Chapter 4
Grant pegou o celular das mãos de Audrey, os olhos correndo pela tela.
Era uma conversa antiga, de quase dois meses atrás, num grupo chamado “Chá das Quintas”, entre Lenora e três amigas próximas.
A primeira mensagem que chamou sua atenção era de Lenora:
“Ainda acho que o Grant merecia alguém mais preparada para esse tipo de vida. A Audrey é doce, mas não tem o que precisa para administrar uma casa como a nossa.”
Outra amiga respondera: “E o bebê? Isso muda tudo, não muda?”
E Lenora: “Muda, mas não do jeito que vocês pensam. Um herdeiro Whitmore precisa de uma mãe que saiba seu lugar nessa família. Estou trabalhando nisso aos poucos.”
Grant sentiu o estômago revirar.
— “Trabalhando nisso aos poucos”? O que isso quer dizer?
Audrey balançou a cabeça.
— Eu não sei ao certo. Mas tem mais.
Ela rolou a tela para uma mensagem mais recente, de apenas três dias antes daquela noite fatídica:
“Vou aproveitar que o Grant vai estar viajando essa semana. Convidei a Marjorie e a família dela para jantar. Ela sempre achou o Grant um bom partido, antes dele conhecer a Audrey. Nunca é tarde para plantar uma sementinha.”
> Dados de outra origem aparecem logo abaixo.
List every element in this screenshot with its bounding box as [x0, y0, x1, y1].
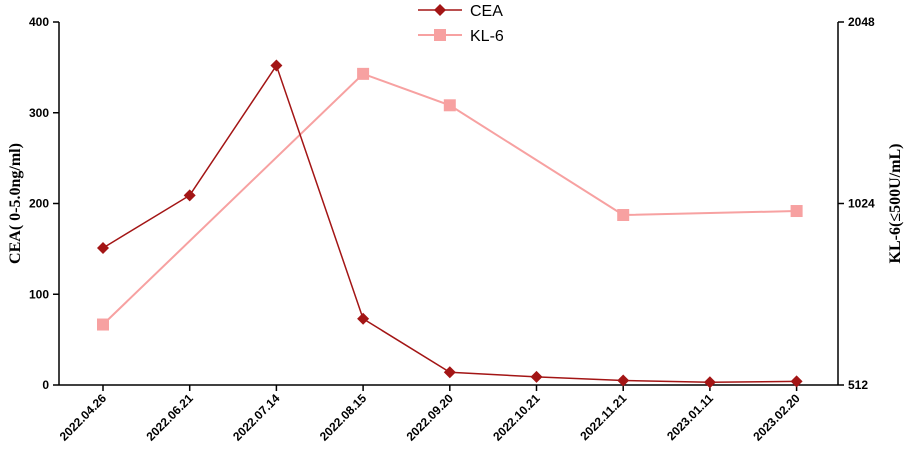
- cea-data-point: [703, 376, 716, 389]
- cea-data-point: [790, 375, 803, 388]
- kl6-data-point: [97, 318, 109, 331]
- cea-data-point: [97, 241, 109, 254]
- right-axis-title: KL-6(≤500U/mL): [887, 144, 904, 264]
- cea-data-point: [183, 189, 196, 202]
- legend: CEA KL-6: [418, 3, 504, 45]
- kl6-series-line: [102, 72, 797, 326]
- x-tick-label: 2022.08.15: [317, 391, 370, 444]
- cea-data-point: [617, 374, 630, 387]
- left-tick-label: 300: [29, 106, 49, 120]
- x-tick-label: 2023.02.20: [750, 391, 803, 444]
- cea-data-point: [530, 370, 543, 383]
- series-layer: [97, 59, 803, 389]
- cea-data-point: [270, 59, 283, 72]
- left-tick-label: 200: [29, 197, 49, 211]
- right-tick-label: 512: [848, 378, 868, 392]
- left-tick-label: 0: [42, 378, 49, 392]
- axes: 0 100 200 300 400 512 1024 2048 2022.04.26 2022.0…: [7, 15, 904, 444]
- left-tick-label: 100: [29, 287, 49, 301]
- x-tick-label: 2022.11.21: [577, 391, 629, 443]
- legend-kl6-marker: [434, 29, 446, 41]
- left-axis-title: CEA( 0-5.0ng/ml): [7, 143, 24, 264]
- legend-kl6-label: KL-6: [470, 28, 504, 45]
- legend-cea-label: CEA: [470, 3, 503, 20]
- cea-data-point: [357, 312, 370, 325]
- x-tick-label: 2022.07.14: [230, 391, 283, 444]
- x-tick-label: 2022.10.21: [490, 391, 543, 444]
- kl6-data-point: [357, 67, 370, 80]
- x-tick-label: 2022.04.26: [57, 391, 110, 444]
- cea-data-point: [443, 366, 456, 379]
- x-tick-label: 2022.06.21: [143, 391, 196, 444]
- right-tick-label: 1024: [848, 197, 875, 211]
- legend-cea-marker: [434, 4, 446, 16]
- x-tick-label: 2023.01.11: [664, 391, 716, 443]
- kl6-data-point: [617, 209, 630, 222]
- right-tick-label: 2048: [848, 15, 875, 29]
- kl6-data-point: [443, 99, 456, 112]
- kl6-data-point: [790, 205, 803, 218]
- left-tick-label: 400: [29, 15, 49, 29]
- x-tick-label: 2022.09.20: [404, 391, 457, 444]
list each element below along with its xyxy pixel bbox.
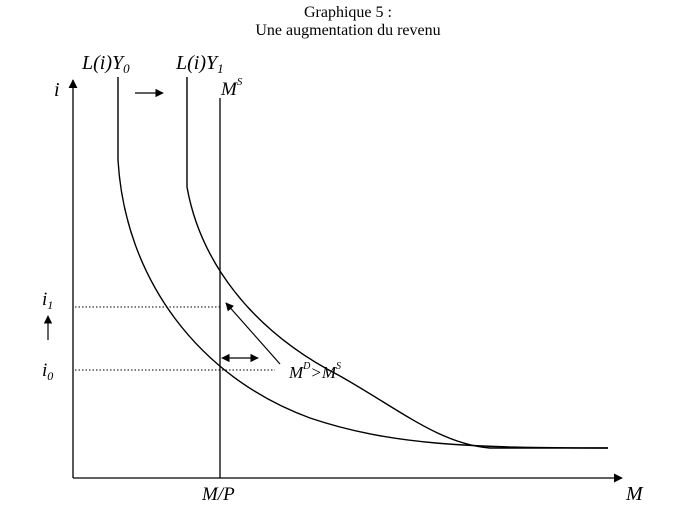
- curve-y1-label: L(i)Y1: [175, 52, 224, 76]
- excess-demand-label: MD>MS: [288, 361, 341, 382]
- real-money-label: M/P: [201, 484, 235, 505]
- curve-y0-label: L(i)Y0: [81, 52, 130, 76]
- i0-label: i0: [42, 360, 53, 383]
- x-axis-label: M: [625, 483, 644, 505]
- money-demand-curve-y1: [186, 77, 608, 449]
- diagram-title-line1: Graphique 5 :: [304, 4, 392, 21]
- i1-label: i1: [42, 289, 53, 312]
- diagram-title-line2: Une augmentation du revenu: [255, 22, 441, 39]
- y-axis-label: i: [54, 79, 60, 101]
- money-supply-label: MS: [220, 76, 243, 100]
- money-demand-curve-y0: [117, 77, 609, 449]
- adjustment-arrow-icon: [225, 302, 281, 365]
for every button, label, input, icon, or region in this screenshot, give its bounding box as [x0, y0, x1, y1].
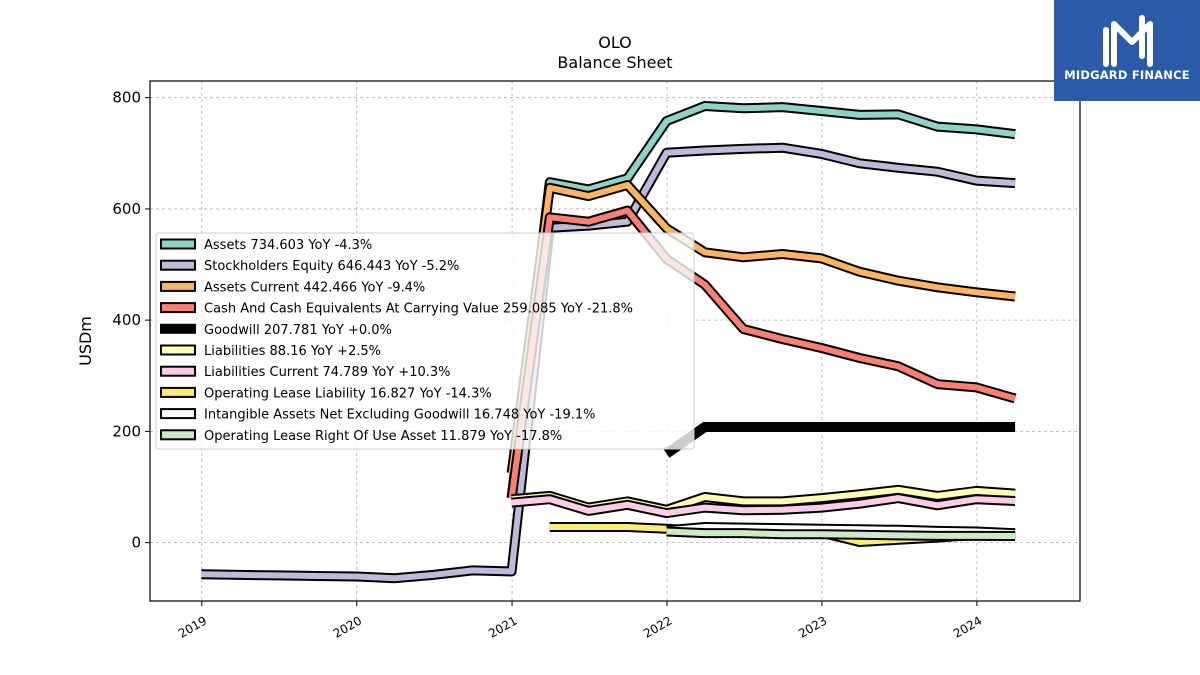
x-axis: 2019 2020 2021 2022 2023 2024	[176, 601, 984, 641]
y-tick-label: 0	[131, 534, 141, 552]
series-line-assets-current	[508, 182, 1016, 474]
series-line-operating-lease-right-of-use-asset	[666, 528, 1016, 539]
plot-frame	[149, 80, 1081, 602]
series-line-goodwill	[663, 422, 1016, 458]
legend-frame	[155, 232, 695, 450]
legend-item: Stockholders Equity 646.443 YoY -5.2%	[160, 259, 459, 274]
x-tick-label: 2023	[796, 613, 829, 640]
legend-item: Liabilities Current 74.789 YoY +10.3%	[160, 365, 451, 380]
x-tick-label: 2024	[951, 613, 984, 640]
chart-title: OLO	[598, 33, 632, 52]
y-axis: 0 200 400 600 800	[112, 89, 150, 552]
legend-item: Liabilities 88.16 YoY +2.5%	[160, 344, 381, 359]
legend-item: Operating Lease Liability 16.827 YoY -14…	[160, 386, 492, 401]
x-tick-label: 2020	[331, 613, 364, 640]
legend-label: Stockholders Equity 646.443 YoY -5.2%	[204, 259, 459, 274]
legend-item: Goodwill 207.781 YoY +0.0%	[160, 323, 392, 338]
series-line-cash-and-cash-equivalents-at-carrying-value	[508, 207, 1016, 499]
y-tick-label: 600	[112, 200, 141, 218]
legend-label: Liabilities 88.16 YoY +2.5%	[204, 344, 381, 359]
legend-label: Assets 734.603 YoY -4.3%	[204, 238, 372, 253]
legend-swatch	[160, 259, 196, 271]
x-tick-label: 2022	[641, 613, 674, 640]
legend-swatch	[160, 302, 196, 314]
legend-label: Assets Current 442.466 YoY -9.4%	[204, 280, 425, 295]
legend-label: Liabilities Current 74.789 YoY +10.3%	[204, 365, 451, 380]
legend-swatch	[160, 429, 196, 441]
legend-item: Operating Lease Right Of Use Asset 11.87…	[160, 429, 562, 444]
y-tick-label: 200	[112, 422, 141, 440]
logo-text: MIDGARD FINANCE	[1064, 68, 1190, 82]
x-tick-label: 2021	[486, 613, 519, 640]
chart-subtitle: Balance Sheet	[557, 53, 672, 72]
x-tick-label: 2019	[176, 613, 209, 640]
y-tick-label: 800	[112, 89, 141, 107]
legend-item: Assets Current 442.466 YoY -9.4%	[160, 280, 425, 295]
legend-swatch	[160, 280, 196, 292]
series-line-stockholders-equity	[201, 144, 1016, 582]
midgard-finance-logo: MIDGARD FINANCE	[1054, 0, 1200, 101]
series-line-assets	[508, 103, 1016, 499]
legend-item: Intangible Assets Net Excluding Goodwill…	[160, 408, 595, 423]
legend-label: Operating Lease Right Of Use Asset 11.87…	[204, 429, 562, 444]
series-line-liabilities-current	[511, 495, 1016, 517]
legend-label: Operating Lease Liability 16.827 YoY -14…	[204, 386, 492, 401]
legend-swatch	[160, 344, 196, 356]
legend-label: Goodwill 207.781 YoY +0.0%	[204, 323, 392, 338]
legend: Assets 734.603 YoY -4.3% Stockholders Equ…	[155, 232, 695, 450]
legend-item: Cash And Cash Equivalents At Carrying Va…	[160, 302, 633, 317]
legend-swatch	[160, 408, 196, 420]
legend-swatch	[160, 238, 196, 250]
y-axis-label: USDm	[76, 316, 95, 366]
legend-label: Cash And Cash Equivalents At Carrying Va…	[204, 302, 633, 317]
logo-icon	[1103, 15, 1153, 67]
legend-swatch	[160, 365, 196, 377]
series-layer	[201, 101, 1017, 584]
legend-swatch	[160, 323, 196, 334]
legend-item: Assets 734.603 YoY -4.3%	[160, 238, 372, 253]
legend-swatch	[160, 386, 196, 398]
y-tick-label: 400	[112, 311, 141, 329]
legend-label: Intangible Assets Net Excluding Goodwill…	[204, 408, 595, 423]
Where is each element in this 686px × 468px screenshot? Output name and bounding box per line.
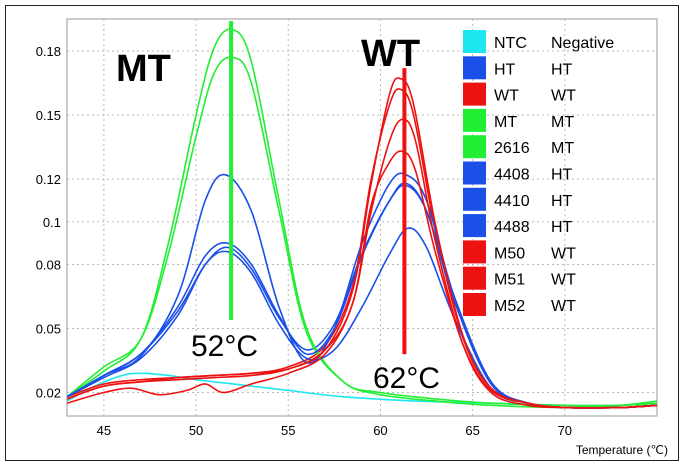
- x-tick-label: 50: [189, 423, 203, 438]
- legend-swatch-4410: [463, 187, 486, 211]
- legend-swatch-m51: [463, 266, 486, 290]
- legend: NTC Negative HT HT WT WT MT MT 2616 MT 4408 HT 4410 H…: [463, 30, 614, 316]
- legend-genotype-m51: WT: [551, 272, 576, 289]
- y-tick-label: 0.08: [36, 257, 61, 272]
- legend-sample-wt: WT: [494, 88, 519, 105]
- legend-swatch-ht: [463, 56, 486, 80]
- legend-genotype-m52: WT: [551, 298, 576, 315]
- x-axis-title: Temperature (℃): [576, 443, 668, 457]
- legend-sample-ht: HT: [494, 61, 516, 78]
- mt-peak-temp: 52°C: [191, 330, 258, 363]
- legend-sample-4488: 4488: [494, 219, 530, 236]
- legend-sample-4410: 4410: [494, 193, 530, 210]
- wt-label: WT: [361, 33, 420, 75]
- x-tick-label: 55: [281, 423, 295, 438]
- legend-sample-4408: 4408: [494, 167, 530, 184]
- legend-sample-ntc: NTC: [494, 35, 527, 52]
- wt-peak-temp: 62°C: [373, 362, 440, 395]
- legend-genotype-4488: HT: [551, 219, 573, 236]
- x-tick-label: 45: [97, 423, 111, 438]
- melt-curve-chart: 0.02 0.05 0.08 0.1 0.12 0.15 0.18 45 50 55 60 65 70…: [36, 18, 668, 457]
- grid-lines: [67, 19, 657, 416]
- legend-sample-m52: M52: [494, 298, 525, 315]
- mt-label: MT: [116, 48, 171, 90]
- x-tick-label: 70: [558, 423, 572, 438]
- x-tick-label: 65: [465, 423, 479, 438]
- x-tick-labels: 45 50 55 60 65 70: [97, 423, 572, 438]
- legend-swatch-4408: [463, 161, 486, 185]
- series-line-m52: [67, 150, 657, 409]
- legend-swatch-ntc: [463, 30, 486, 53]
- legend-swatch-wt: [463, 82, 486, 106]
- legend-swatch-4488: [463, 214, 486, 238]
- y-tick-labels: 0.02 0.05 0.08 0.1 0.12 0.15 0.18: [36, 44, 61, 401]
- series-lines: [67, 28, 657, 409]
- series-line-mt: [67, 28, 657, 407]
- legend-genotype-2616: MT: [551, 140, 574, 157]
- legend-genotype-wt: WT: [551, 88, 576, 105]
- x-tick-label: 60: [373, 423, 387, 438]
- legend-sample-mt: MT: [494, 114, 517, 131]
- series-line-m51: [67, 118, 657, 409]
- legend-genotype-4410: HT: [551, 193, 573, 210]
- y-tick-label: 0.1: [43, 215, 61, 230]
- legend-genotype-m50: WT: [551, 245, 576, 262]
- y-tick-label: 0.02: [36, 386, 61, 401]
- legend-sample-m51: M51: [494, 272, 525, 289]
- y-tick-label: 0.15: [36, 108, 61, 123]
- peak-markers: [229, 21, 407, 355]
- legend-genotype-4408: HT: [551, 167, 573, 184]
- legend-sample-2616: 2616: [494, 140, 530, 157]
- y-tick-label: 0.12: [36, 172, 61, 187]
- legend-swatch-m52: [463, 293, 486, 316]
- legend-genotype-ntc: Negative: [551, 35, 614, 52]
- legend-genotype-mt: MT: [551, 114, 574, 131]
- legend-swatch-m50: [463, 240, 486, 264]
- legend-sample-m50: M50: [494, 245, 525, 262]
- legend-swatch-mt: [463, 108, 486, 132]
- plot-area: [66, 18, 658, 417]
- chart-frame: 0.02 0.05 0.08 0.1 0.12 0.15 0.18 45 50 55 60 65 70…: [5, 5, 679, 461]
- legend-genotype-ht: HT: [551, 61, 573, 78]
- y-tick-label: 0.05: [36, 321, 61, 336]
- y-tick-label: 0.18: [36, 44, 61, 59]
- legend-swatch-2616: [463, 135, 486, 159]
- series-line-2616: [67, 56, 657, 409]
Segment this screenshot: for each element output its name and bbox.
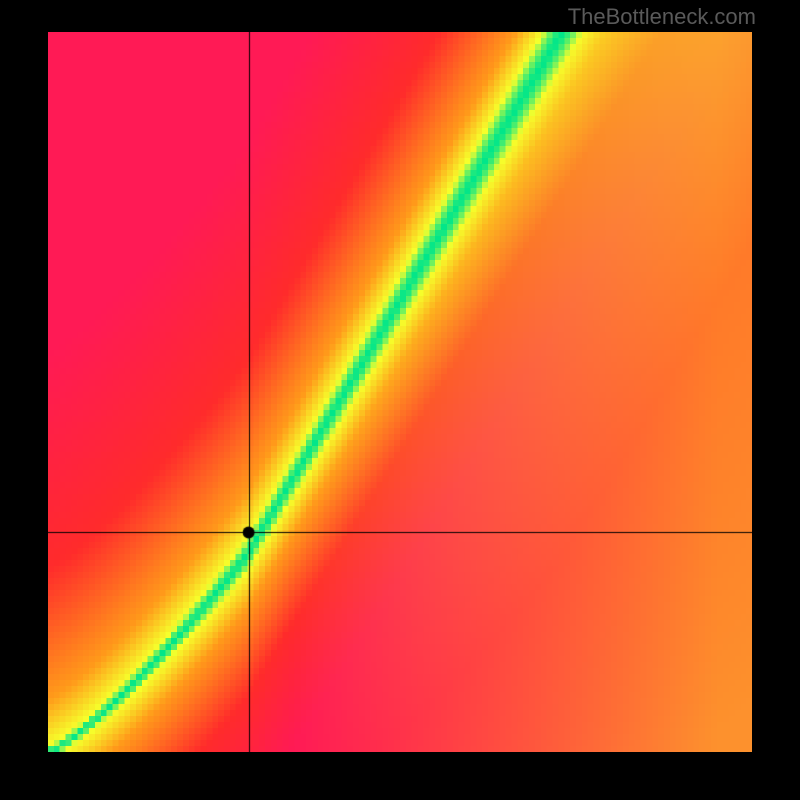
watermark-text: TheBottleneck.com xyxy=(568,4,756,30)
crosshair-overlay xyxy=(48,32,752,752)
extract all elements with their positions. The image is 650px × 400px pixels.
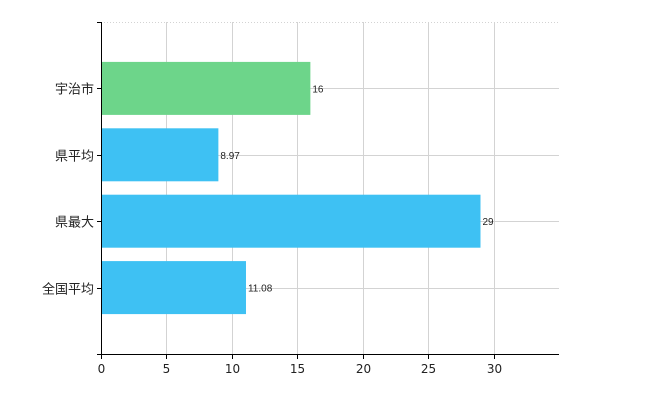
x-tick-label: 0	[98, 362, 106, 376]
x-tick-label: 5	[163, 362, 171, 376]
bar	[102, 194, 481, 248]
category-label: 県最大	[55, 216, 94, 231]
x-tick-label: 15	[290, 362, 305, 376]
bars	[102, 61, 481, 315]
x-tick-label: 30	[487, 362, 502, 376]
bar	[102, 61, 311, 115]
data-label: 8.97	[220, 151, 240, 162]
axes	[97, 22, 559, 359]
data-label: 29	[482, 217, 494, 228]
x-tick-label: 25	[421, 362, 436, 376]
data-label: 11.08	[248, 284, 273, 295]
x-tick-label: 20	[356, 362, 371, 376]
category-label: 県平均	[55, 150, 94, 165]
x-tick-label: 10	[225, 362, 240, 376]
bar	[102, 128, 219, 182]
data-label: 16	[312, 84, 324, 95]
category-label: 全国平均	[42, 282, 94, 298]
category-label: 宇治市	[55, 82, 94, 98]
bar	[102, 261, 246, 315]
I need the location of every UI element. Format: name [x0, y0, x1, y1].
Grant ficou paralisado, releitura a mensagem três vezes.
— Ela estava tentando me reaproximar de outra mulher enquanto eu estava fora, com meu filho recém-nascido em casa?
— Foi isso que eu pensei também — disse Audrey, a voz tremendo. — E acho que a festa daquela noite era exatamente isso. Um jantar arranjado, com a Marjorie entre os convidados.
Grant se levantou, andando de um lado para o outro do apartamento.
— Isso explica por que ela queria você fora de vista. Não era sobre “descanso”. Era pra te tirar do caminho.
— E o Caleb ficou exposto ao frio por causa disso — completou Audrey, a voz quebrando.
Grant parou, ajoelhando-se na frente dela.
— Audrey, eu juro que isso vai ter consequências. Não só pela casa. Por tudo.
Naquela mesma noite, ele ligou para Marcus e mandou a captura de tela das mensagens.
— Isso muda o processo completamente — disse Marcus, depois de alguns segundos de silêncio. — Isso não é mais só uma disputa sobre propriedade. Isso mostra intenção e negligência deliberada.
— Quero que ela saiba que eu vi essas mensagens.
— Tem certeza? Podemos usar isso com mais força no tribunal, sem avisar antes.
— Não quero só ganhar um processo, Marcus. Quero que ela entenda, de uma vez, que perdeu.
No dia seguinte, Grant foi até a mansão, sozinho, pela primeira vez desde que saiu.
Encontrou Lenora no jardim de inverno, tomando chá, como se nada tivesse mudado.
— Grant! — ela sorriu, se levantando. — Que bom que você veio conversar. Sabia que ia entrar em razão.
Ele colocou o celular na mesinha entre eles, a tela mostrando a conversa do grupo.
O sorriso de Lenora desapareceu instantaneamente.
— Onde você conseguiu isso?
— Isso não importa. O que importa é que agora eu sei a verdade.
— Grant, deixa eu explicar…
— Não tem explicação, mãe. Você tentou afastar a mãe do meu filho pra colocar outra mulher no lugar dela. E quase machucou o Caleb no processo.
Lenora abriu a boca, mas nenhuma palavra saiu.
— Isso não vai ficar assim — disse Grant, se levantando. — Você vai perder essa casa. E, pior que isso, você vai perder o direito de fazer parte da vida do seu neto do jeito que era antes.
Ele saiu do jardim de inverno sem olhar para trás, deixando Lenora sozinha entre as plantas, o chá esfriando na xícara, e pela primeira vez na vida, sem uma resposta pronta.